Возможно, что первыми и самыми отзывчивыми адресатами телефонного вызова были шизофреники, создавшие поэтику кибернетической ассимиляции, модус настороженного восприятия, артикулирующий себя непосредственно через логику транслируемого сигнала. Стационарная мобильность шизофреника, мигрирующие состояния, которые остаются на месте, образуют одно измерение телефонной связи. Истории болезней, к которым мы обращались (начиная с конца XIX столетия), показывают, как часто шизофреник прикладывает телефонную трубку к разным частям тела. Медицинские тексты добросовестно описывают эти артикуляции, не давая, впрочем, никаких объяснений, как телефонный вызов распознается шизофреником. Ни единого слова, объясняющего, что же может привлечь шизофреника в тюремном молчании телефонной будки.
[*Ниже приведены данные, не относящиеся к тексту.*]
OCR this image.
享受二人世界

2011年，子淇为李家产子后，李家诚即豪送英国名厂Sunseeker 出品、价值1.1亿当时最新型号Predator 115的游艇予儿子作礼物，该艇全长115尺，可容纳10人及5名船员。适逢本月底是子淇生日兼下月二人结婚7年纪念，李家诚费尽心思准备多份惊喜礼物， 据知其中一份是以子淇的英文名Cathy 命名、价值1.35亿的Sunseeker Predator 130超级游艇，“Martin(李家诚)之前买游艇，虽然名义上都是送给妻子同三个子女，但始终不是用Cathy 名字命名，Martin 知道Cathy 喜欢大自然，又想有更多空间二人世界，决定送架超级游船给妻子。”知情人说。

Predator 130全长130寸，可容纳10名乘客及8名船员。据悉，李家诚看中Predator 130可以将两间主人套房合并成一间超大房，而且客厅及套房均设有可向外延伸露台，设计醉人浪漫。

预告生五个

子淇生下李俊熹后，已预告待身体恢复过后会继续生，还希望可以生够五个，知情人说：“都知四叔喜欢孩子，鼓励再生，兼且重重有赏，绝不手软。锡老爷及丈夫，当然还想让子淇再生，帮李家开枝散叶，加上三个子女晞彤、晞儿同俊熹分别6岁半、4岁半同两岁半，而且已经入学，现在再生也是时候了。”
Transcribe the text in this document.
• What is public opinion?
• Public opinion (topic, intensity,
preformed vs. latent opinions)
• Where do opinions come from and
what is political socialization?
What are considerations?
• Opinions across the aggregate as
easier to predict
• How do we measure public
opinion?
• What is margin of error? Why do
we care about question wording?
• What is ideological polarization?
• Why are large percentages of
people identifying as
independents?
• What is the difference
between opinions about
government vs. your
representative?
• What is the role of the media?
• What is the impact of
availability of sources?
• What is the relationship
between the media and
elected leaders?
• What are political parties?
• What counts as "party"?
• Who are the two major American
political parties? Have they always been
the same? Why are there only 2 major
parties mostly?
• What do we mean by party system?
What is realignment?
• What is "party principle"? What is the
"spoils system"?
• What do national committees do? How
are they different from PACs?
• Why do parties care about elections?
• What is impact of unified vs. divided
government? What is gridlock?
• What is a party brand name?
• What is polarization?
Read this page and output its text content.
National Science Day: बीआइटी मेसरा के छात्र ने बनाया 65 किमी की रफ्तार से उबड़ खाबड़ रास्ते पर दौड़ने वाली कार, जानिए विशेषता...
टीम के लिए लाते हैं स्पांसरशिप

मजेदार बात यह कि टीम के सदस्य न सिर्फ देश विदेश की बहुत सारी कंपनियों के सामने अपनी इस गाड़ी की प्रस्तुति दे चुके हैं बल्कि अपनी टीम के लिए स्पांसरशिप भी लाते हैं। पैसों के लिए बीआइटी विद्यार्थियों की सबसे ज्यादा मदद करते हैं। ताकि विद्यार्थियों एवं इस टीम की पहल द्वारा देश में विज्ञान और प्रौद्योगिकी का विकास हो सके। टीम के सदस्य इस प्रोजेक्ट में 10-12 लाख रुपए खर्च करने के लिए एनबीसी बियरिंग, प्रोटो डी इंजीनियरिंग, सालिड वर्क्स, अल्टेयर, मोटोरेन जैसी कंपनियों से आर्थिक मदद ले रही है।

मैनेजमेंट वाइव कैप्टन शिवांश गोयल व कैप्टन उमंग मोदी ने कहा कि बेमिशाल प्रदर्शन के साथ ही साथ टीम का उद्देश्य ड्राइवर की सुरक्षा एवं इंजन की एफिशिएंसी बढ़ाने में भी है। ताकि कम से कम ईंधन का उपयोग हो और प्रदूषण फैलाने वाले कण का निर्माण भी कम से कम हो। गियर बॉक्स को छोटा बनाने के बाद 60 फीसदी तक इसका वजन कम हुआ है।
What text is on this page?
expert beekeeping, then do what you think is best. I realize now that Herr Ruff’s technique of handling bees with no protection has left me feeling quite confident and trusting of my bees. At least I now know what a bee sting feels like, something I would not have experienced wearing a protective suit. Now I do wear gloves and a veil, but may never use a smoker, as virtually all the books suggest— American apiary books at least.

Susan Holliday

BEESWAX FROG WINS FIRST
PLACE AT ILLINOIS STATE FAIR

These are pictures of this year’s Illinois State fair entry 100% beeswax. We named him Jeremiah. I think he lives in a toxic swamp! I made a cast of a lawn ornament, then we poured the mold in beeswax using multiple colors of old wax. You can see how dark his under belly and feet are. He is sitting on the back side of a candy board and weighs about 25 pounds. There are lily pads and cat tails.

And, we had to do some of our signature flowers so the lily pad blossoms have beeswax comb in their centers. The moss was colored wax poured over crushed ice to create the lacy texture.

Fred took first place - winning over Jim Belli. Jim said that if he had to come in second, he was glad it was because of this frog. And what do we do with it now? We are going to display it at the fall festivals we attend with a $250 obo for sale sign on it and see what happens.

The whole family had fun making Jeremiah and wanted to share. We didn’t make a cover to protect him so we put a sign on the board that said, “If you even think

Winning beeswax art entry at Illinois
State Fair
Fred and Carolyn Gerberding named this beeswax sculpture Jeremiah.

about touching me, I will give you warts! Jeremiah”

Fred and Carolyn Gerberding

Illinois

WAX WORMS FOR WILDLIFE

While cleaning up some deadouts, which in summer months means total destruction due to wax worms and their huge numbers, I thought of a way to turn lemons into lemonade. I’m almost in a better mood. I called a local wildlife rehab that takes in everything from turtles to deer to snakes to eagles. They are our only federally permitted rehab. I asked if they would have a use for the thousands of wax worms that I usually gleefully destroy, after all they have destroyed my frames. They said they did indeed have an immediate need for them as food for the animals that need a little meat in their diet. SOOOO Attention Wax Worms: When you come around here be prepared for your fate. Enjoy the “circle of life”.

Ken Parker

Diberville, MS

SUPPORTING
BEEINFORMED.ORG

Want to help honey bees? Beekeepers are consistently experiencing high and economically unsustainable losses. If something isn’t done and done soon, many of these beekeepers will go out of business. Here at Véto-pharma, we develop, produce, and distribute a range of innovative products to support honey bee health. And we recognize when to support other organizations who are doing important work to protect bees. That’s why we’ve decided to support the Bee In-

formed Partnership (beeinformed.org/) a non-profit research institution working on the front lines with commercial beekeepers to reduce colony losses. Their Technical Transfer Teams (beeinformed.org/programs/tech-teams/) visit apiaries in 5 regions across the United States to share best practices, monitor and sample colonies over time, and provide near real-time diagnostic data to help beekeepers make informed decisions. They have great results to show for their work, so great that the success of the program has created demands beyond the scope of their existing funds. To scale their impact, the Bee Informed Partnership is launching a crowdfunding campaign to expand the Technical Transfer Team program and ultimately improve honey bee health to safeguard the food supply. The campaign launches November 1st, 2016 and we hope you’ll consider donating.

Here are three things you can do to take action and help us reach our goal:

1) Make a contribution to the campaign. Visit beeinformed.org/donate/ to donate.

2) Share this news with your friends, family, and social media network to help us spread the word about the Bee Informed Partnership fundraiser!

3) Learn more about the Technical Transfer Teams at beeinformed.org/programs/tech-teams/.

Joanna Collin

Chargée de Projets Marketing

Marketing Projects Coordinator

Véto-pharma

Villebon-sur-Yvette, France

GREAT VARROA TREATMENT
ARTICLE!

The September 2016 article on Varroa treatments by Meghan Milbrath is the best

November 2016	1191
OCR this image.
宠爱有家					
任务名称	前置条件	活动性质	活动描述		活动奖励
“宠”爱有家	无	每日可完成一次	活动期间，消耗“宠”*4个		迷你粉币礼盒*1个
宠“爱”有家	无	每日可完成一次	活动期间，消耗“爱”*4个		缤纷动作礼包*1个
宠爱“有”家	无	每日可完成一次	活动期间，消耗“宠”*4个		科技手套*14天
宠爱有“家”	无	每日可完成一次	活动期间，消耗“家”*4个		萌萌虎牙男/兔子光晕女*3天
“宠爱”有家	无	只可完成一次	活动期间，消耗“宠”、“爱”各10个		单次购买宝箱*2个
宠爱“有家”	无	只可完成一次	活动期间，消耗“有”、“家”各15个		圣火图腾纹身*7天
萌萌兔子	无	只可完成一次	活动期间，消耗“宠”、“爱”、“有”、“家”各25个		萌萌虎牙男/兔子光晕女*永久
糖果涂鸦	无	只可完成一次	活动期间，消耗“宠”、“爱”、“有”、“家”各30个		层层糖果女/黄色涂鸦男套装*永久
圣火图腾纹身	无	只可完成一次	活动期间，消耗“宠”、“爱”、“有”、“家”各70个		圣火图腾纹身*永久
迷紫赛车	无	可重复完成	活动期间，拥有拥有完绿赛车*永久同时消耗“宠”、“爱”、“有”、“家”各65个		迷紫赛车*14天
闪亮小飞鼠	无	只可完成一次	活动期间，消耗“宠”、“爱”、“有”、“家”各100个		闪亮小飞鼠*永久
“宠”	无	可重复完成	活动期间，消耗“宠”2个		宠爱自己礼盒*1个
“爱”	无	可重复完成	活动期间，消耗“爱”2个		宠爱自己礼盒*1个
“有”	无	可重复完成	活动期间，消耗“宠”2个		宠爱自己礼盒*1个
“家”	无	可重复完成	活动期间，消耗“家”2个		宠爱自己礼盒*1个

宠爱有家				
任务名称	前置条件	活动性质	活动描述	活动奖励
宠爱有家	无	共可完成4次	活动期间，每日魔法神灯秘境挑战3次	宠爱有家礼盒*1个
Но чтобы все это понять, мы должны будем последовать путем языка. Должны будем спросить, что же означает говорить ? Р.Д.Лэйнг конструирует теорию шизофрении, основанную, как он провозглашает, на хайдеггеровской онтологии, а точнее говоря, на пути речи, где, согласно Хайдеггеру, локализуется вызов (зов) сознания. Это соображение заставляет нас уделить существенно больше времени прочтению того, что Хайдеггер говорит о беседе и призывании, даже если его предложения зависают в воздухе, когда дело доходит до ответа на зов. Лэйнг в своих текстах, там,где он невразумительно прочитывает Хайдеггера, совершает ошибку, помещая шизофреника не на том материке, который Хайдеггер отводит для языка. Поэтому мы, в известном смысле, всегда придерживаемся стороны Хайдеггера, ибо она многогранна, глубока и беспокойна. Мы не покидаем его сторону, но расщепляем ее и наши пути расходятся. Столкновение с Лэйнгом, во всяком случае, вынуждает нас пресечь водораздел.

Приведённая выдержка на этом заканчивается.